It will soon be a lot tougher for domestic carriers to fly overseas, as the Government wants to tighten the norms on opening international routes, by including new conditions.
Apart from the present norms of 20 aircraft and five years of operations in the domestic market, the airline’s financial strength, infrastructure capabilities as well as the composition of its fleet will be taken into consideration before allowing an airline to fly overseas.
“This has been done to ensure that an airline has the required financial and operational strength to operate in the highly competitive international market,” said a source.
According to sources in the directorate general of civil aviation, in case an airline does not have the requisite parking and landing slots at destination airports abroad, it will not be given permission to fly overseas. The aviation regulator feels that this would prevent carriers from starting operations without proper preparation.

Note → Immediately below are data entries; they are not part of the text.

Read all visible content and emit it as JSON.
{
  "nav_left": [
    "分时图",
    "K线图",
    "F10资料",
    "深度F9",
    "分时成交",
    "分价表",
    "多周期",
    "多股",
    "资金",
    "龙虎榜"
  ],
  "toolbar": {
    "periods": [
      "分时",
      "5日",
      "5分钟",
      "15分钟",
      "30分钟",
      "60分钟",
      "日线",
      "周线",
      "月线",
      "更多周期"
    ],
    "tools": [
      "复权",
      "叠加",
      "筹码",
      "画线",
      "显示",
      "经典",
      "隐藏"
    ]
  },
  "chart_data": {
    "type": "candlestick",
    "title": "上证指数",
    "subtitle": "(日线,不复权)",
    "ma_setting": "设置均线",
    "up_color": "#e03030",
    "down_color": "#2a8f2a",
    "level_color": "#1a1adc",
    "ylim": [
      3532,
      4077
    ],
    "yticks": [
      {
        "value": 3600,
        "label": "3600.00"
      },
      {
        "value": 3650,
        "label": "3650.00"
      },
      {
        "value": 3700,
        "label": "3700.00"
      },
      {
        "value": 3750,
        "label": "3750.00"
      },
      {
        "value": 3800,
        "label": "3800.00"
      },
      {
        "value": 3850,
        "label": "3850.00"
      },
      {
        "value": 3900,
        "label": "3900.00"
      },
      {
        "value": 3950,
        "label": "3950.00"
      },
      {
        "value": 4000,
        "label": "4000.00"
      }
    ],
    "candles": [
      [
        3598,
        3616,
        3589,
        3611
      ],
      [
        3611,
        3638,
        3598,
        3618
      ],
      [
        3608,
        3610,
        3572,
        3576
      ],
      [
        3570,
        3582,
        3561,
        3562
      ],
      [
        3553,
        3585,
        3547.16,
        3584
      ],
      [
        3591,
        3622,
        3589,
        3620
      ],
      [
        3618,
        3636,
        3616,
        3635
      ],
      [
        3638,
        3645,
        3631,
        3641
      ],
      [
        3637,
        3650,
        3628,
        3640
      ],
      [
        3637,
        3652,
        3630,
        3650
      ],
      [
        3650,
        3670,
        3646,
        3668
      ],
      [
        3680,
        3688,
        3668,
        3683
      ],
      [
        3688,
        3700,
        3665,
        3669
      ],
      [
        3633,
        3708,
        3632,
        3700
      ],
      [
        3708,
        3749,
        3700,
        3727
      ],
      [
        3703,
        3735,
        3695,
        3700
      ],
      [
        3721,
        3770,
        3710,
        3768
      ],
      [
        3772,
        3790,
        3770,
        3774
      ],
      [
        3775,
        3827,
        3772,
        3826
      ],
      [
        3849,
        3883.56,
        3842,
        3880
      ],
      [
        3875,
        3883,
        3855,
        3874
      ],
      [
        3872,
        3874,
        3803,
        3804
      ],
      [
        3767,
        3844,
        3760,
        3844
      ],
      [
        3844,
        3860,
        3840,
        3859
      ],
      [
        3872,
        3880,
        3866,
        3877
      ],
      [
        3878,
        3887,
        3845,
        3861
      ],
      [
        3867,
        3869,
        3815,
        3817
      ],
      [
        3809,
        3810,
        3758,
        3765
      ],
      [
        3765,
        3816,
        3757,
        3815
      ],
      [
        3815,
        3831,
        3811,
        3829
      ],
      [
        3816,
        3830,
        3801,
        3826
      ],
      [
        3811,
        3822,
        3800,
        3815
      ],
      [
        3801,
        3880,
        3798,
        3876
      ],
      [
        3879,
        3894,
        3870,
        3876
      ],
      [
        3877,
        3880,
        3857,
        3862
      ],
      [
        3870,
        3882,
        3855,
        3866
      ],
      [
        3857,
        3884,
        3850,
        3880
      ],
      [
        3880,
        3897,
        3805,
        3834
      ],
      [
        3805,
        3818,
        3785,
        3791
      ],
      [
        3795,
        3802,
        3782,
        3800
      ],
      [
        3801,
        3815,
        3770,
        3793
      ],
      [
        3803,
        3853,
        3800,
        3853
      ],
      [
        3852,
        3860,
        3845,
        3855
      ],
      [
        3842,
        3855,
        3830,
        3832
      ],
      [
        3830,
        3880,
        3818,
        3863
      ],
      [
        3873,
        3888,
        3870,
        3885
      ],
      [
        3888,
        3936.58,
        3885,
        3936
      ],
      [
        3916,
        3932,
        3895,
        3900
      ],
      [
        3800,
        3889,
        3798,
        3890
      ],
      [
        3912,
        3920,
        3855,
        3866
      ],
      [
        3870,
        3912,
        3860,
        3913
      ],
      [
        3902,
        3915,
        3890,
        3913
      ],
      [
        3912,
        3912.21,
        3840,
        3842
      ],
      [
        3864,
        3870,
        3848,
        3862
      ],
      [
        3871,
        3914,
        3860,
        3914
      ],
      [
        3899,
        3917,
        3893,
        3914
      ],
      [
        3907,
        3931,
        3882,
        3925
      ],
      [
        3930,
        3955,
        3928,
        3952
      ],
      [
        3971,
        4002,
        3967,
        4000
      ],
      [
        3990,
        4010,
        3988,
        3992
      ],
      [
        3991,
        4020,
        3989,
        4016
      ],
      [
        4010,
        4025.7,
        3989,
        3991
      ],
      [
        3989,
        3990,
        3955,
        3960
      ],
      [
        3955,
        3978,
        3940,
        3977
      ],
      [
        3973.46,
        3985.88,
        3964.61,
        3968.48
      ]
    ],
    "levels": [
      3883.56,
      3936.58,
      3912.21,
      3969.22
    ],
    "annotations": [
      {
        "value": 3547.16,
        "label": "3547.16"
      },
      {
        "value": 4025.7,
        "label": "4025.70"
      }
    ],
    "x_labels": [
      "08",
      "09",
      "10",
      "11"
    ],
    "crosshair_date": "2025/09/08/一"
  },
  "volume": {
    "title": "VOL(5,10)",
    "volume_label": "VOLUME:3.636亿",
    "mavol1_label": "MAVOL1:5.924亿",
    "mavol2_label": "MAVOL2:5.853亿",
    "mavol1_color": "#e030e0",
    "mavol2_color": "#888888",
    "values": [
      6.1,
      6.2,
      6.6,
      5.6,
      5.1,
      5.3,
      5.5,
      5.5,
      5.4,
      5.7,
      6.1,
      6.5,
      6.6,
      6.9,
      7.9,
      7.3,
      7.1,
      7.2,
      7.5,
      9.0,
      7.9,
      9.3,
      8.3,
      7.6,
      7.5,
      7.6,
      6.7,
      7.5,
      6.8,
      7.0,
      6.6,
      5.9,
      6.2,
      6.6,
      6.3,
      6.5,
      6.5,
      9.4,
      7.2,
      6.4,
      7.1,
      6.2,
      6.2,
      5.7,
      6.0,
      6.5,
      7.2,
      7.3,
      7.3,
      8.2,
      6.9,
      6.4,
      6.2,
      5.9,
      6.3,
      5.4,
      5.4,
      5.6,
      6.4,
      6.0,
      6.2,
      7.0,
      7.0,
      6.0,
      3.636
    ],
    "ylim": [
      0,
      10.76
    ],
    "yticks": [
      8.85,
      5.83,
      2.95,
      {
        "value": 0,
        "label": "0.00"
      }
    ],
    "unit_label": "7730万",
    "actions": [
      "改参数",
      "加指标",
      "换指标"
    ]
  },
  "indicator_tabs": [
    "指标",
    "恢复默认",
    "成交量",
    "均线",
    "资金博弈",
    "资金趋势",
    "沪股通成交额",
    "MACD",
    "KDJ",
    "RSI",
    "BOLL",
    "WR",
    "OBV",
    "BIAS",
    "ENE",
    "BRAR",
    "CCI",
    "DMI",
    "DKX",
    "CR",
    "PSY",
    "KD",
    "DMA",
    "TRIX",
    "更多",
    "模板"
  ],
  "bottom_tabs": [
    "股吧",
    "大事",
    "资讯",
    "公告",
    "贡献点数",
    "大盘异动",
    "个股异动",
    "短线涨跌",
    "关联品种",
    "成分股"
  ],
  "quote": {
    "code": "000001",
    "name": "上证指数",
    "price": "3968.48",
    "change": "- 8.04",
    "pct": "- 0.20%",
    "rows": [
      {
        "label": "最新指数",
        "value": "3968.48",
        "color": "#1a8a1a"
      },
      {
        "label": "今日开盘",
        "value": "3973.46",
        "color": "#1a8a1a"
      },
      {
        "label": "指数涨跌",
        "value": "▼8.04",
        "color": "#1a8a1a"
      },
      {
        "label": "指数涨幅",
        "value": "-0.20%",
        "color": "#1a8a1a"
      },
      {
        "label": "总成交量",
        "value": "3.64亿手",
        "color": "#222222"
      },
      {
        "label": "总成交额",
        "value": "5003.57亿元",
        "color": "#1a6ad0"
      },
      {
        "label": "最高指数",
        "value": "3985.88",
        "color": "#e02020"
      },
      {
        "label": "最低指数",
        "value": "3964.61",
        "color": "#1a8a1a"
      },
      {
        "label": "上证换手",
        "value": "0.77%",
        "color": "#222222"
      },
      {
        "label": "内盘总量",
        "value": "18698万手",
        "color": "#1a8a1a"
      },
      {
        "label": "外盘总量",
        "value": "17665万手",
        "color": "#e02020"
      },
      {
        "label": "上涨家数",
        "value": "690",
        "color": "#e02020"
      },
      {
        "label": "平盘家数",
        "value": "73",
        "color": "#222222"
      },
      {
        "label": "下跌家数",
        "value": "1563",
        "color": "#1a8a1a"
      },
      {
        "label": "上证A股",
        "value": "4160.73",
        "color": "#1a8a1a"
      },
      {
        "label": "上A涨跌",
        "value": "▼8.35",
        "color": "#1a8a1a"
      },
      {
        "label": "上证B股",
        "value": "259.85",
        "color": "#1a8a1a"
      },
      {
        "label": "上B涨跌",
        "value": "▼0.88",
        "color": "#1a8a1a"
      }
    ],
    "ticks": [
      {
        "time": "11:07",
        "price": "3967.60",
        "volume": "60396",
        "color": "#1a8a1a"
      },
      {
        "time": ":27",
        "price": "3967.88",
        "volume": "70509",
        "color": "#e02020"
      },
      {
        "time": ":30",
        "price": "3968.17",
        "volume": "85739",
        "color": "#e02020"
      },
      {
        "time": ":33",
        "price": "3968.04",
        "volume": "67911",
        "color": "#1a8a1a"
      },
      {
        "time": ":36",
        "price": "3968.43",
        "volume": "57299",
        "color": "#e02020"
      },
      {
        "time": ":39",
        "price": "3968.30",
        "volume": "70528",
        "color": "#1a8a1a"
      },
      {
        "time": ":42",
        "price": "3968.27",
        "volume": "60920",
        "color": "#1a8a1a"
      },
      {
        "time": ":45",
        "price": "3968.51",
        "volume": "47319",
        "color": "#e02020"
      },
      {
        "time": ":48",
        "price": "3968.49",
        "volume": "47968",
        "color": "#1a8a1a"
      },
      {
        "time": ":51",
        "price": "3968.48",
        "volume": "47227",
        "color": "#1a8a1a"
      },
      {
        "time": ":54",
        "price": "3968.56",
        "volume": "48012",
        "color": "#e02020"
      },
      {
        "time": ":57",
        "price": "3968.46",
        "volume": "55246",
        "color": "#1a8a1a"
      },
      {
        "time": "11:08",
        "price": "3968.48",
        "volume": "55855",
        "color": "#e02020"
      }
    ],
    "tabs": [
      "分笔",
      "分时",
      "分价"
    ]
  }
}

Low-cost carrier Air Deccan will be one of the hardest hit by such a move, as it does not have airplanes with the range to operate long-haul international routes or parking and landing slots at overseas airports. If the Government follows the proposed rules strictly, Air Deccan may not even get permission to fly abroad till it acquires long-haul aircraft and parking and landing slots abroad.
Air Deccan, which has already applied to the Government to fly abroad, would probably have to reapply to the ministry after merging its infrastructure with Vijay Mallya-promoted Kingfisher Airlines. Mallya’s carrier has placed orders for long-haul aircraft as well as asked foreign airports for landing and parking slots.